President Joe Biden is to “re-evaluate” the US relationship with Riyadh, the White House said Tuesday, after a Saudi-led coalition of oil-producing nations sided with Russia to slash output.
The 13-nation OPEC cartel and its 10 allies headed by Moscow angered the White House last week with its decision to reduce output by two million barrels a day from November — raising fears that oil prices could soar.
“I think the president’s been very clear that this is a relationship that we need to continue to re-evaluate, that we need to be willing to revisit,” National Security Council spokesman John Kirby told CNN.
“Certainly in light of the OPEC decision, I think that’s where he is.”
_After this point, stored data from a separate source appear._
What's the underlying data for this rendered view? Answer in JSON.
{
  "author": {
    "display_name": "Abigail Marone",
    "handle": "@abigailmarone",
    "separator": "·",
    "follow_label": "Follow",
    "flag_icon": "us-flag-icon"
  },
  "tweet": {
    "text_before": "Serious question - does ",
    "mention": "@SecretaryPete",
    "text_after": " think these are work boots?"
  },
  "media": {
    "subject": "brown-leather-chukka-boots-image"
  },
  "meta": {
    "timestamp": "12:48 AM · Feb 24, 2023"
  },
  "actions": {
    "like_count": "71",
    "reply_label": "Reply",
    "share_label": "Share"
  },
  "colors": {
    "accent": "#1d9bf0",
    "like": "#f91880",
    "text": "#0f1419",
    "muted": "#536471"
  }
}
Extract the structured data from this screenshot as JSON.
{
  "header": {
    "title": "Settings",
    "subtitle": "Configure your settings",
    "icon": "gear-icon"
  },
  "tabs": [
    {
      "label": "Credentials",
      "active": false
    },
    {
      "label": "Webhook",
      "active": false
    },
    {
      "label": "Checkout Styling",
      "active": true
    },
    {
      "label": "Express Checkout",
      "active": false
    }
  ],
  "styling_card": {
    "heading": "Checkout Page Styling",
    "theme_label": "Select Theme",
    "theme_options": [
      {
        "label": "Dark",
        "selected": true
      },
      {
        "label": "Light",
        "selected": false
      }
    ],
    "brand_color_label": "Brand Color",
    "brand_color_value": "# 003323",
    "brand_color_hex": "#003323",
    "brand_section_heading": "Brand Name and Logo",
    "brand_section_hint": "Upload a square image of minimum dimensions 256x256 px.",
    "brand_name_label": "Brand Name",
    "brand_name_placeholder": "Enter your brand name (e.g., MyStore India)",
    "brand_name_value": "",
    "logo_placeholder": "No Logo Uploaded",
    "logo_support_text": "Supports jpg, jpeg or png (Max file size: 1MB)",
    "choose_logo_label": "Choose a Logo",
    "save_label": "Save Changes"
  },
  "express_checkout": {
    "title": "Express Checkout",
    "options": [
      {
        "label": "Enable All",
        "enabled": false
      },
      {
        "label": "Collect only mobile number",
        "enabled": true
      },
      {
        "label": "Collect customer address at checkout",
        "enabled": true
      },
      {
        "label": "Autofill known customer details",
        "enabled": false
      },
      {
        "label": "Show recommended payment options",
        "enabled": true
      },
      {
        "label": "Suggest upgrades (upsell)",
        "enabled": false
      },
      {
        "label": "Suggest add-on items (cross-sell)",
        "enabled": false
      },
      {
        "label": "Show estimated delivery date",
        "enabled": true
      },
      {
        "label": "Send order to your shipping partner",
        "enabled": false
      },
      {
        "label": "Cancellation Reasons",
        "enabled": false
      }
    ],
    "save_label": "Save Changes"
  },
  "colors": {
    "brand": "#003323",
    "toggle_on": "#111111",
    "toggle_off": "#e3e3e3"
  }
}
The decision was widely seen as a diplomatic slap in the face, since Biden traveled to Saudi Arabia in July and met with Crown Prince Mohammed bin Salman, despite vowing to make the kingdom an international “pariah” following the murder of journalist Jamal Khashoggi.
It also comes at a sensitive moment for Biden’s Democratic party, as it faces November midterm elections with rising consumer prices a key Republican talking point.
Saudi Arabia has defended the planned production cuts, saying the priority of OPEC+ was “to maintain a sustainable oil market”.
On Tuesday, Saudi foreign minister Prince Faisal bin Farhan told the Al-Arabiya channel that the move “was purely economic and was taken unanimously by the (organization’s) member states.”
“OPEC+ members acted responsibly and took the appropriate decision,” he said.
Kirby added that Biden was “willing to work with Congress to think through what that relationship (with Saudi Arabia) ought to look like going forward,” although he clarified that no formal discussions had yet begun.
His remarks came a day after Bob Menendez, the Democratic chairman of the influential Senate Foreign Relations Committee, called for Washington to halt all cooperation with Riyadh.
Menendez said the kingdom had decided to “underwrite” Russia’s war in Ukraine with a move he denounced as a concession to Moscow that would hurt the global economy.
“The United States must immediately freeze all aspects of our cooperation with Saudi Arabia, including any arms sales and security cooperation beyond what is absolutely necessary to defend US personnel and interests,” Menendez said.
“As chairman of the Senate Foreign Relations Committee, I will not greenlight any cooperation with Riyadh until the kingdom reassesses its position with respect to the war in Ukraine.”
The partnership between the United States and Saudi Arabia was sealed after World War II, providing the kingdom with military protection in exchange for American access to oil.